Influencers still mattered, but their role evolved—from amplifiers to educators and interpreters of value.

Experience became inseparable from efficacy

By 2025, performance alone was no longer sufficient. Texture, fragrance, sensorial appeal and discovery environments became central to how consumers judged value. Brands leaned into storytelling, immersive formats and experiential retail to complement product efficacy.

Foxtale pointed to the rise of sensorial-led and gourmand skincare, alongside a more serious, results-driven approach to bodycare. The Body Shop India invested heavily in immersive in-store formats and occasion-led collaborations, transforming shopping into participation rather than transaction. Across the market, hybrid retail and quick commerce blurred the lines between discovery and purchase, online and offline.

Retail didn’t decline—it evolved

Despite the growth of D2C and quick commerce, physical retail proved resilient by reinventing itself. Stores became education hubs, sampling zones and community spaces. The Body Shop India continued to derive a majority of its revenue from offline channels, supported by refreshed formats and strong omnichannel integration.

At the same time, brands like Plum sharpened selective physical presence to drive repeat discovery, while Foxtale focused on seamless movement between digital and physical touchpoints. Retail, in 2025, was less about footprint and more about experience.

Purpose and culture turned into growth levers

Purpose-led marketing moved from positioning to performance. Instead of generic influencer campaigns, brands leaned into culturally relevant partnerships and occasion-led storytelling that reflected shared values.

Whether it was Plum’s focus on skincare discipline, Fixderma’s association with Neeraj Chopra, or The Body Shop’s sustainability and wedding-gifting initiatives, culture emerged as a strategic growth driver. As Harmeet Singh, Chief Brand Officer, The Body Shop Asia South, summed it up, the industry is now about “balancing growth with authenticity, where purpose, product and platform work together.”

Looking ahead: 2026 as the year of standards

If 2025 was the reset, 2026 is shaping up to be the year of standards. Ingredient transparency is expected to become table stakes, bodycare will continue evolving into a performance-led category, and community relationships will deepen through data, personalisation and education.

Brand leaders broadly agree that growth in the coming year will demand balance—between scale and responsibility, innovation and integrity.

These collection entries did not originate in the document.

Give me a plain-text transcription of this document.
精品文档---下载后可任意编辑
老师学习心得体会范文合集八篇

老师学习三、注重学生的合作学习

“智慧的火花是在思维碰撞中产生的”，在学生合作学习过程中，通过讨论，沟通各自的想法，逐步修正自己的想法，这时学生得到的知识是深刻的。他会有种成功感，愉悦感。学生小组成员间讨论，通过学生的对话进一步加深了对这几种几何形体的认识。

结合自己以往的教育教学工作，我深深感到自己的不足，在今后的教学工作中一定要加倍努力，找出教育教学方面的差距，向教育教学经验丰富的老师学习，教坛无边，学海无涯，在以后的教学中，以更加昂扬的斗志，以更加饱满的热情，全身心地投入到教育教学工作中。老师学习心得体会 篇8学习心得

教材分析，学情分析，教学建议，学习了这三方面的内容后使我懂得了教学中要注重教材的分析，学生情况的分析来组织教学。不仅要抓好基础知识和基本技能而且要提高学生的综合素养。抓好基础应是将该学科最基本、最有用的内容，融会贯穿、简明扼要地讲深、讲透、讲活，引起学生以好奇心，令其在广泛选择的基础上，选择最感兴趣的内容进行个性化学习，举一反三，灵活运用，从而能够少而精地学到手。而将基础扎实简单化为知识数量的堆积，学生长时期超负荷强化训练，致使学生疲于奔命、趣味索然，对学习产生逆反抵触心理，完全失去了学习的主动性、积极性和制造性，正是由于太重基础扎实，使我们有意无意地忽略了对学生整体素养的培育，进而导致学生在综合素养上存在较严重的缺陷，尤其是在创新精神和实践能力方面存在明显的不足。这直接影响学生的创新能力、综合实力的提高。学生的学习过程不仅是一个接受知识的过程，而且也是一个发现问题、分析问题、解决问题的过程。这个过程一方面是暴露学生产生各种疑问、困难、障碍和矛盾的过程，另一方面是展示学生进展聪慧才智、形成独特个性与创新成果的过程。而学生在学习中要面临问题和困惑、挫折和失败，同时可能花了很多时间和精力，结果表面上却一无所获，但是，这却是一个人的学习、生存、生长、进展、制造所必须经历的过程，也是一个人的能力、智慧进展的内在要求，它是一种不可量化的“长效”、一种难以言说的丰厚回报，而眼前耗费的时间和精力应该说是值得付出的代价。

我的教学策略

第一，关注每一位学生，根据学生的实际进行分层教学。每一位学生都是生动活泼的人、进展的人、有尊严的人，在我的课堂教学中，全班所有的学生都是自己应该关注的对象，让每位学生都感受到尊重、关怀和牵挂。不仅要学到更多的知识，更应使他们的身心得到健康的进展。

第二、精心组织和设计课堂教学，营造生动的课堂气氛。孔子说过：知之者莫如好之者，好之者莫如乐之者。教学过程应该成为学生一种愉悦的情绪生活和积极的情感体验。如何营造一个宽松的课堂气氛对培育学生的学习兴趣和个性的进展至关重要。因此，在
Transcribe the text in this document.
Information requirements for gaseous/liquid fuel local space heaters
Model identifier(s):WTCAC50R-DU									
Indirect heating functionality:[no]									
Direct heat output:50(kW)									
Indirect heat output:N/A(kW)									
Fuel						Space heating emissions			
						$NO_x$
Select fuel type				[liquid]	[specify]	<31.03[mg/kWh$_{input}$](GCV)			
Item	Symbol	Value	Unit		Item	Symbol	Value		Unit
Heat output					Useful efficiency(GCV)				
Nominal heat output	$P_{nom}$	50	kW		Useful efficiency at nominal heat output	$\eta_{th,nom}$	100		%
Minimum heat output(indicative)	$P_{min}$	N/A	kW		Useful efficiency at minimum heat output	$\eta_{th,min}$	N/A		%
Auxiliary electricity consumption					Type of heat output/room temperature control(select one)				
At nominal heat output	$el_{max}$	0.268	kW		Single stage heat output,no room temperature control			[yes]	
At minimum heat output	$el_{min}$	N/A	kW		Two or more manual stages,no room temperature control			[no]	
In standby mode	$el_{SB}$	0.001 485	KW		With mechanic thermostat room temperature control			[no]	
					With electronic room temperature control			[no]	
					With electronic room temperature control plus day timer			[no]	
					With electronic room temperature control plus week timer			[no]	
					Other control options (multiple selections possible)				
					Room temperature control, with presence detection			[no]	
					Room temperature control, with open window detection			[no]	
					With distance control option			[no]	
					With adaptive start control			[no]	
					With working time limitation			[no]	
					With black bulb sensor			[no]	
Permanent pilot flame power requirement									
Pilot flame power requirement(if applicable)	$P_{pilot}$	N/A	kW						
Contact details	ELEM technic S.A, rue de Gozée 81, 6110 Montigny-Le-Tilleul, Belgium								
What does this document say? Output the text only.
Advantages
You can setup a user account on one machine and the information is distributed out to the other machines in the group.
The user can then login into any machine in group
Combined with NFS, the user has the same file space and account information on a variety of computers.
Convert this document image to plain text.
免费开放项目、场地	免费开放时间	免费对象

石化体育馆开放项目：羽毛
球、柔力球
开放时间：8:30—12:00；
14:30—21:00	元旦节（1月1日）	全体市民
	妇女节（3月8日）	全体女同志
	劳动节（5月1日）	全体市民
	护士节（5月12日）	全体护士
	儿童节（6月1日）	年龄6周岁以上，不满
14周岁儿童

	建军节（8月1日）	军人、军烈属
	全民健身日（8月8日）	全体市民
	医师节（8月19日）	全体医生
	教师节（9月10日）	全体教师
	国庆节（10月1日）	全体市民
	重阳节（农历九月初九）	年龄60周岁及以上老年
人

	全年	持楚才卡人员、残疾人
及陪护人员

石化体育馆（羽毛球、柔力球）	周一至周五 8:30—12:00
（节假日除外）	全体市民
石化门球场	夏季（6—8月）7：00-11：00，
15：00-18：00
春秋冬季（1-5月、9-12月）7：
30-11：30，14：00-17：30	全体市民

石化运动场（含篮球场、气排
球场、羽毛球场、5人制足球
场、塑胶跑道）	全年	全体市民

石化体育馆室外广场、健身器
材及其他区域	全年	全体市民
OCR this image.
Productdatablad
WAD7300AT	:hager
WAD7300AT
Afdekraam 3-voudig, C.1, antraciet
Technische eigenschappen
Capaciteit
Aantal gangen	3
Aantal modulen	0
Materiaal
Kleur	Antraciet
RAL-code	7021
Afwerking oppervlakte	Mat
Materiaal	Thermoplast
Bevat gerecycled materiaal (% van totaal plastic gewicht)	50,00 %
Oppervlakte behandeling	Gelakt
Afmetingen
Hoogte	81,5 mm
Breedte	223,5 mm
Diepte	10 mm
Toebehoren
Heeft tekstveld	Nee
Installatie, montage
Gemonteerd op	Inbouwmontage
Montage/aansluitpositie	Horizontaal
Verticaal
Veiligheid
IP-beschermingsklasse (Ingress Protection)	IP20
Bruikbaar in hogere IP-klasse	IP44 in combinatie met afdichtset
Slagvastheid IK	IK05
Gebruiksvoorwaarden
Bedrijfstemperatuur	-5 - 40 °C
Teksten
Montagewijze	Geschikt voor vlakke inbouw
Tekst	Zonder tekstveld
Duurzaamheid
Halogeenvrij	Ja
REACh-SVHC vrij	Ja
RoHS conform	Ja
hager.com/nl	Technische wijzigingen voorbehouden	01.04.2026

As Saxena notes, opportunity will grow alongside accountability. Bansal points out that speed will matter, but values will differentiate. Panjwani sums it up succinctly: the next phase of beauty will be about results, honesty and innovation, with sustainability at its core.

After years of chasing hype, India’s beauty industry has begun building habits. And that shift—from visibility to value—may prove to be its most enduring transformation yet.